Town officials were questioned last night regarding the recent appointment of a new police chief and were criticized for failing to interview a candidate with 25 years of experience and instead hiring one with three years in law enforcement.

Resident Andrew T. Fox, son of former police Chief Thomas Fox and a state trooper out of Lee, asked Select Board members Jason Boyer, Pandora Hague and Chairman Keith Cortis the process by which they selected Chief Jennifer Dubiel for the part-time position.

"The process was not fair by any stretch of the imagination," he said when speaking in support of job candidate John "Jack" Godfrey, 61, of Montgomery.
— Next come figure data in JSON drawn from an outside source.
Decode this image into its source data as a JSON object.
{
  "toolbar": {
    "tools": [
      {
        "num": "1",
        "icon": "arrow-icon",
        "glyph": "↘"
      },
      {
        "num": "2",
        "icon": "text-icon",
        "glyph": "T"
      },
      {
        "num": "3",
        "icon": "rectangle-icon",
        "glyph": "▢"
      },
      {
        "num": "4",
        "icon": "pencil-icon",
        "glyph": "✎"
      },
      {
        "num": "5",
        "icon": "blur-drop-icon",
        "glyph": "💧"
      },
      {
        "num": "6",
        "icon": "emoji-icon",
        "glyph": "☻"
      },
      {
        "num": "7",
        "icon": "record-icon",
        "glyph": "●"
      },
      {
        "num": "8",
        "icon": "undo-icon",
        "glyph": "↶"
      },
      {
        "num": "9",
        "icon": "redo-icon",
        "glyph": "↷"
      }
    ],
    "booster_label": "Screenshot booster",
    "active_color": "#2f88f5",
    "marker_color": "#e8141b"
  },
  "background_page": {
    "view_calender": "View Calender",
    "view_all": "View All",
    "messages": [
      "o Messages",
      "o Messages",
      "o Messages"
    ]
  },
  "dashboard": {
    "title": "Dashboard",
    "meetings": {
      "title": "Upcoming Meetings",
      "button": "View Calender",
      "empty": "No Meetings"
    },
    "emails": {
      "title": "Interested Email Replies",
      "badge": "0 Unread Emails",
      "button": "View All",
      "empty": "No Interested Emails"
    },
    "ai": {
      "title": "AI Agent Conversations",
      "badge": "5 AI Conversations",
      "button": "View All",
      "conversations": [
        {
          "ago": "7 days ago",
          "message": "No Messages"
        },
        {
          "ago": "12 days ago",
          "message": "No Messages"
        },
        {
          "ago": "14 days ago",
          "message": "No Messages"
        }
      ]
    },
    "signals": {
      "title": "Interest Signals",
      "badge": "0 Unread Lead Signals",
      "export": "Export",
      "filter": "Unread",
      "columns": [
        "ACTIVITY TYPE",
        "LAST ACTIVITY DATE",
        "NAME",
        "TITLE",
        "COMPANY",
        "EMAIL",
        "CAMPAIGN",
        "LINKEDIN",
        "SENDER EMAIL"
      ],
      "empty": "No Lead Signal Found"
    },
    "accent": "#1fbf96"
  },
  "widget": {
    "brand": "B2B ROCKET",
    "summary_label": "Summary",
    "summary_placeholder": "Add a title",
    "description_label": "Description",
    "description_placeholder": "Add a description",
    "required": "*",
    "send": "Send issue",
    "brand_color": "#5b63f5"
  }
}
Godfrey, contacted at home after the meeting Tuesday evening, said he learned of the opening from a posting at Town Hall and submitted his application materials by the closing date of July 9. The board, consisting of Hague and Boyer in Cortis' absence, appointed Dubiel the following evening at its July 10 meeting without interviewing Godfrey for the job, the only other candidate.

Godfrey retired as a trooper at the Russell State Police barracks after 25 years, was the head of security at Stanley Park in Westfield for two years, holds a bachelor of arts degree in criminal justice, is a graduate of the police academy and a former United States Marine and Vietnam veteran.

Dubiel, a Westfield resident, is a full-time police officer at Mount Holyoke College in South Hadley, graduated from a special state police academy for campus police, has been a Russell police officer for the past three years, rising to the rank of sergeant, and is currently studying for an associate's degree in criminal justice at Holyoke Community College.

http://www.masslive.com/news/index.ssf/2012/09/russell_selectmen_challenged_b.html


----------



## Guest (Sep 19, 2012)

The fix is in what else is new.


----------



## Dan Stark (Aug 2, 2005)

niteowl1970 said:


> Town officials were questioned last night regarding the recent appointment of a new police chief and were criticized for failing to interview a candidate with 25 years of experience and instead hiring one with three years in law enforcement.
> 
> Resident Andrew T. Fox, son of former police Chief Thomas Fox and a state trooper out of Lee, asked Select Board members Jason Boyer, Pandora Hague and Chairman Keith Cortis the process by which they selected Chief Jennifer Dubiel for the part-time position.
> 
> ...


They are just following Oakhams lead. They did the same exact thing, except the clown didn't have any academy allegedly.


----------



## Guest (Sep 20, 2012)

A part-time police chief???

Is Russell even in Massachusetts?


----------



## Johnny Law (Aug 8, 2008)

Delta784 said:


> A part-time police chief???
> 
> Is Russell even in Massachusetts?


 I think you call it Eastern New York.


----------



## lofu (Feb 25, 2006)

Chief Fox's wife took care of my floor at Westfield State my freshman year. I felt bad for the things she had to clean up on Monday mornings.


----------



## Johnny Law (Aug 8, 2008)

I have a hard time believing someone with only three years on and no full time academy trumps someone with combat and job experience and even maturity on their side. The altitude and lack of oxygen in Russell is evident.


----------



## niteowl1970 (Jul 7, 2009)

lofu said:


> Chief Fox's wife took care of my floor at Westfield State my freshman year. I felt bad for the things she had to clean up on Monday mornings.


You animals were brutal on those buildings


----------